L'équipe de Taylor Swift a déposé, via TAS Rights Management, plusieurs demandes d'enregistrement de marques visant à protéger deux expressions caractéristiques de l'artiste : « Hey, it's Taylor Swift » et « Hey, it's Taylor ». Ces demandes s'appuient sur des extraits audio tirés de contenus promotionnels liés à son dernier album, "The Life of a Showgirl", dans lesquels on entend la chanteuse annoncer elle-même : « Hey, it's Taylor Swift, and you can listen to my new album The Life of a Showgirl on demand on Amazon Music Unlimited ». Une troisième demande porte sur une photographie de scène la représentant guitare rose en main. Si l'équipe de la star n'a pas officiellement relié ces démarches à la menace de l'IA, le contexte ne laisse guère de place au doute : Taylor Swift a déjà été victime de morceaux générés artificiellement imitant sa voix, ainsi que de deepfakes à caractère sexuel largement diffusés en ligne.
Ces démarches illustrent une stratégie juridique émergente face à un vide légal persistant. Le droit d'auteur protège une œuvre, pas une voix, ce qui place les artistes dans une zone grise dès lors que des outils d'IA reproduisent leurs caractéristiques vocales sans copier directement leur catalogue. Les marques déposées pourraient combler partiellement cette lacune : elles permettraient de cibler non seulement les imitations exactes, mais aussi tout contenu « susceptible de prêter à confusion » avec une identité sonore ou visuelle protégée. D'autres célébrités, comme Matthew McConaughey, ont déjà emprunté cette voie pour protéger des répliques emblématiques de leur répertoire. Des maisons de disques ont également contourné les limites du droit d'auteur en attaquant des morceaux imitant des artistes, comme dans le cas d'un titre reproduisant le style de Drake, via des éléments de production identifiables dans l'audio.
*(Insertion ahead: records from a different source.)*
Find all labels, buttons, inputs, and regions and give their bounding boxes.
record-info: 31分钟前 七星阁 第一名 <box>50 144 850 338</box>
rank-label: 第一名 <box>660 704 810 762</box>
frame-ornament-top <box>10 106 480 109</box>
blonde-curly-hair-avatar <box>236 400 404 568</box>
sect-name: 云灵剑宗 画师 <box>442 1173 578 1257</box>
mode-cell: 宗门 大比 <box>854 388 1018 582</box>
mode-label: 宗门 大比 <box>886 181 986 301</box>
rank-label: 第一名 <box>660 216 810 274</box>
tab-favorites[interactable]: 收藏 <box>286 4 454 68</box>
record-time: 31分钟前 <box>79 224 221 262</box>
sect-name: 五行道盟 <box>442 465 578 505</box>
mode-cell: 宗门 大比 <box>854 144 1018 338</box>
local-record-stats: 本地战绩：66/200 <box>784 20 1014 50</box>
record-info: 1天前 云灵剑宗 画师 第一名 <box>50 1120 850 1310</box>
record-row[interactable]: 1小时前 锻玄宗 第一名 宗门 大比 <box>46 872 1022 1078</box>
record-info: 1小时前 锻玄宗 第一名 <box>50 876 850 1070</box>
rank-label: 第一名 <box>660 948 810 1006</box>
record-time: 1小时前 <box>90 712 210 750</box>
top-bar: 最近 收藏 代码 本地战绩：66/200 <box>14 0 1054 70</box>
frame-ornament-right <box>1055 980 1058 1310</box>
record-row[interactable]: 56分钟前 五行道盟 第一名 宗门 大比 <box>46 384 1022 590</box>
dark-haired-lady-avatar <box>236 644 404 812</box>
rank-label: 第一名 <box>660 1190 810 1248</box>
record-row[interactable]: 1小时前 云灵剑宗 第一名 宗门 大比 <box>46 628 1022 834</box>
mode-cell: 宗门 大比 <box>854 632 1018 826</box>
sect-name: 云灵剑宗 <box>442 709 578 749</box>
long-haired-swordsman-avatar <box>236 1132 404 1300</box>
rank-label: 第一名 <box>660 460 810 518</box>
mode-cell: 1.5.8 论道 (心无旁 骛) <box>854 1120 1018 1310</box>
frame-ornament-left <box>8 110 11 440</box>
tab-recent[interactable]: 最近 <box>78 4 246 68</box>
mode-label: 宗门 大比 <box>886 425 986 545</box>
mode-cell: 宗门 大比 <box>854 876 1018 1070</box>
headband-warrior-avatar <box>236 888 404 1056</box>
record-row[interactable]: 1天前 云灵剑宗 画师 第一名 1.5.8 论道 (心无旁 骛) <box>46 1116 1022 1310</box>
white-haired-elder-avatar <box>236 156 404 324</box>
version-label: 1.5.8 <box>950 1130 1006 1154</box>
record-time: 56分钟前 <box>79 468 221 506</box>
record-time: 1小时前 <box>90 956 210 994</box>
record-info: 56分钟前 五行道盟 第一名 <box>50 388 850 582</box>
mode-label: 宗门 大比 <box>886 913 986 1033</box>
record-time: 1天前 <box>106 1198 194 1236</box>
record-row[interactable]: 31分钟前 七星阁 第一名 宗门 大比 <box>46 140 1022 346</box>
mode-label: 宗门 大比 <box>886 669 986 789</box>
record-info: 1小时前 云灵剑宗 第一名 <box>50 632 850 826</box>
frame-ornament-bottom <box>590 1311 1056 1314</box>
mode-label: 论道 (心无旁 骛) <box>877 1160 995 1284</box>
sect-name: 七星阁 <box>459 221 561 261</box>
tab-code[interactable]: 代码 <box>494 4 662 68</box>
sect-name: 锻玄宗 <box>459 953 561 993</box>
Malgré tout, les experts juridiques restent divisés sur l'efficacité réelle de ces protections. Plusieurs estiment que déposer de simples phrases comme marques demeure fragile si celles-ci ne fonctionnent pas comme un signal distinctif fort, comparable à un jingle ou un logo sonore. L'arsenal de Taylor Swift reste cependant conséquent : droit à l'image, lois contre la publicité trompeuse, et de nombreuses marques déjà enregistrées sur son nom lui offrent des leviers complémentaires. Le problème de fond est structurel : les cadres légaux n'évoluent pas au même rythme que les outils d'IA. Seules quelques législations locales ont commencé à encadrer les voix synthétiques, et les grandes plateformes comme YouTube ciblent davantage les visages que les voix. Tant que ce vide persiste, les artistes n'auront d'autre choix que d'assembler des stratégies hybrides pour défendre ce qui constitue l'essence même de leur identité publique.
La stratégie juridique de Taylor Swift illustre un vide légal qui existe aussi en Europe, où l'AI Act ne protège pas encore explicitement les voix synthétiques reproduites sans consentement.